A few scattered thoughts, as I have not taken the time to really think them through - yet:
I’ve read, in sundry places, that the destruction of idols is a necessary thing for true spirituality and worship of the One True God.
In a way, that saddens me: in a way. I’ve found over the years that of the two 'Ways" - via negativa or via positiva, also known as the Way of the Destruction of Images and the Way of the Affirmation of Images (and there are other ways of stating it), I have always gravitated to the Affirmation end of the scale.
Question for self: Difference between Image and Idol? Eastern Orthodoxy and the Icon?
For some thinkers, the world by necessity is dis-enchanted by the coming of the true God. All lesser gods, all other claims to ultimate concern must be banished. I’ve always felt that the world needs to be re-enchanted. I suppose that is the main reason I read a lot of fantasy, most often by a Christian author who is familiar with the medieval world-view. “The Discarded Image” by C.S. Lewis, which I read a number of years ago, revealed to me the richness of the Roman and medieval imagination in peopling the earth with a wide and fascinating number of spirits and sprites and longevae and a myriad other beings.
I relate to that, a lot. How comforting for people who were taught the High God was so high, so remote, so unapproachable, to have, say, a god of the hearth; a god of the road outside one’s home; a goddess of the orchard, of the woods, of the streams, of the bedroom, of the bath, of the table.
And I think that each of those ‘gods’ were part of a myth that carried strong emotional resonance - folks felt that the hearth should be comforting, as it was looked over by a god or goddess; and that the table should be a place of comfort and togetherness and hospitality for the same reason. And that in some way each of the ‘gods’ was an Icon, not an image, of the High God, so could be related to emotionally with safety. A walk in the woods, jumping over a stream, hearing the thunder, reaping a harvest - all part of an enchanted world.

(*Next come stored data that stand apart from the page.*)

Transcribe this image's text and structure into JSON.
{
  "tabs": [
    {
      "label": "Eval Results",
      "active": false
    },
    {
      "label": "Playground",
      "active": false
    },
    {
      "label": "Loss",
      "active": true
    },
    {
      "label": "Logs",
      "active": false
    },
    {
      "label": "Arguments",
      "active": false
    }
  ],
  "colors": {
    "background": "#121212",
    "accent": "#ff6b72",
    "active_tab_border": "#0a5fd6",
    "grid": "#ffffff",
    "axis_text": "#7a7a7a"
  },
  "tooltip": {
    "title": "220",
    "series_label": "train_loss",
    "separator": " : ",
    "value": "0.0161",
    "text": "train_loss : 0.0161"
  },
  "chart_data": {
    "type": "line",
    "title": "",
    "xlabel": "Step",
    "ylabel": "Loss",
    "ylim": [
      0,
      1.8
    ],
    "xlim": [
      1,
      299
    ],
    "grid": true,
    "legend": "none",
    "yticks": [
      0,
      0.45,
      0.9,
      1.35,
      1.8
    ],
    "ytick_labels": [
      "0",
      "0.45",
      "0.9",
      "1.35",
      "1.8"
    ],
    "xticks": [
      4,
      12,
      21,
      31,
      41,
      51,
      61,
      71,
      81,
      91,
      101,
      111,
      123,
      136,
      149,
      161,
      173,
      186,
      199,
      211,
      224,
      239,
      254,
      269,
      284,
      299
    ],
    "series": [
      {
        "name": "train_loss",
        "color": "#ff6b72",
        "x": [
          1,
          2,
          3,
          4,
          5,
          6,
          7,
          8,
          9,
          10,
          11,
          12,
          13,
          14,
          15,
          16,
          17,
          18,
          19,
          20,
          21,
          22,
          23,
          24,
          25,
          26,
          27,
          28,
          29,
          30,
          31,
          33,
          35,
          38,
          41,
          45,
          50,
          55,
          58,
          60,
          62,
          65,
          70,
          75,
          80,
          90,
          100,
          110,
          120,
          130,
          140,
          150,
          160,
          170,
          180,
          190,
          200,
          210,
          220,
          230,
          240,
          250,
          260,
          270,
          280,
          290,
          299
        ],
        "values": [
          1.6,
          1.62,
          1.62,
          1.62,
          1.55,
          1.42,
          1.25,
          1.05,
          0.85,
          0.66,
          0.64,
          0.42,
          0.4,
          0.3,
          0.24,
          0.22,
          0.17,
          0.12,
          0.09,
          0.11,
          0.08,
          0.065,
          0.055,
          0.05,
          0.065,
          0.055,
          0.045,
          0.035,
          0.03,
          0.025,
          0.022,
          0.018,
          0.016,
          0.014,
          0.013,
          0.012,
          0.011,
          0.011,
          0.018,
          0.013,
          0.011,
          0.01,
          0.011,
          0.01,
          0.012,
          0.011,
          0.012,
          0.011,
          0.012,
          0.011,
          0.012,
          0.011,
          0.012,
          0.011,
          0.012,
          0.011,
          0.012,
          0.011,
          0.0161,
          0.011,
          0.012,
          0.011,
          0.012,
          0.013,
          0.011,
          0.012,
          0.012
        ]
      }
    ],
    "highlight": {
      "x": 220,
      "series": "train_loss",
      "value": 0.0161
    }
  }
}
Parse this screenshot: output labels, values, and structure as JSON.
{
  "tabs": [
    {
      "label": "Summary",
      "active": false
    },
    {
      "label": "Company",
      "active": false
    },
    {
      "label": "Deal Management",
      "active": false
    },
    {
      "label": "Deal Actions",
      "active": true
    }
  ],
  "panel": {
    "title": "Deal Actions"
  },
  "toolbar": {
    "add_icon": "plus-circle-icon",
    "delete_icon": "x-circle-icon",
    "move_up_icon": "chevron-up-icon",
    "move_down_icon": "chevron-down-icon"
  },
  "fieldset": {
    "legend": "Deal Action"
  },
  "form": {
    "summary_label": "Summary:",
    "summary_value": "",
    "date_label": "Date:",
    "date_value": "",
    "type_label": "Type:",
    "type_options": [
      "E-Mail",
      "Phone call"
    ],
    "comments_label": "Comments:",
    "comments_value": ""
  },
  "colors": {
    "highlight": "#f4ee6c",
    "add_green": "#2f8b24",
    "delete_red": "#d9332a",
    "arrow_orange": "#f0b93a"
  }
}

I think Lewis stated somewhere in that book that sure, that old world-view is not true, but that he knew it to be fuller, richer, more holistic than ‘our’ world.
I was joking with a friend some time ago, that I interpret life through the Lord of the Rings and the Silmarillion, (though really I wasn’t joking, just fishing for a response) and he looked at me seriously and said he fully understood, but for him it was the Narnia Chronicles. Selah.
For me as well, at 65 yrs, I’m into Gnomes. Not stupid silly gnomes, but the real thing (!), like in the big Gnome book that came out 20 years or more ago, by Wil Huygen. I had a weather vane made for my wife one year, a gnome with a red peaked hat, pushing a garden cart - my wife is a great garden cart pusher - it looks great on top of the house and gets some comments. It’s one of our little household - what do I say? - it’s like a reminder of the metanarrative that is the Bagwill family - in the garden, caring for animals, we both love the giant Sequoia in the corner of the property, there’s an old cowboy-built barn that I have converted to a luthiery shop - I can imagine that the household gods of yore served much the same purpose. We entrust to the icon our story, and when we feel empty, the icon brings back the story and we once again feel in the stream of life.
Do you have such icons or images or household ‘gods’ ? Something that is an Affirmation of meaning, of soul, of story?
I’m just rambling here, folks, thanks for the indulgence.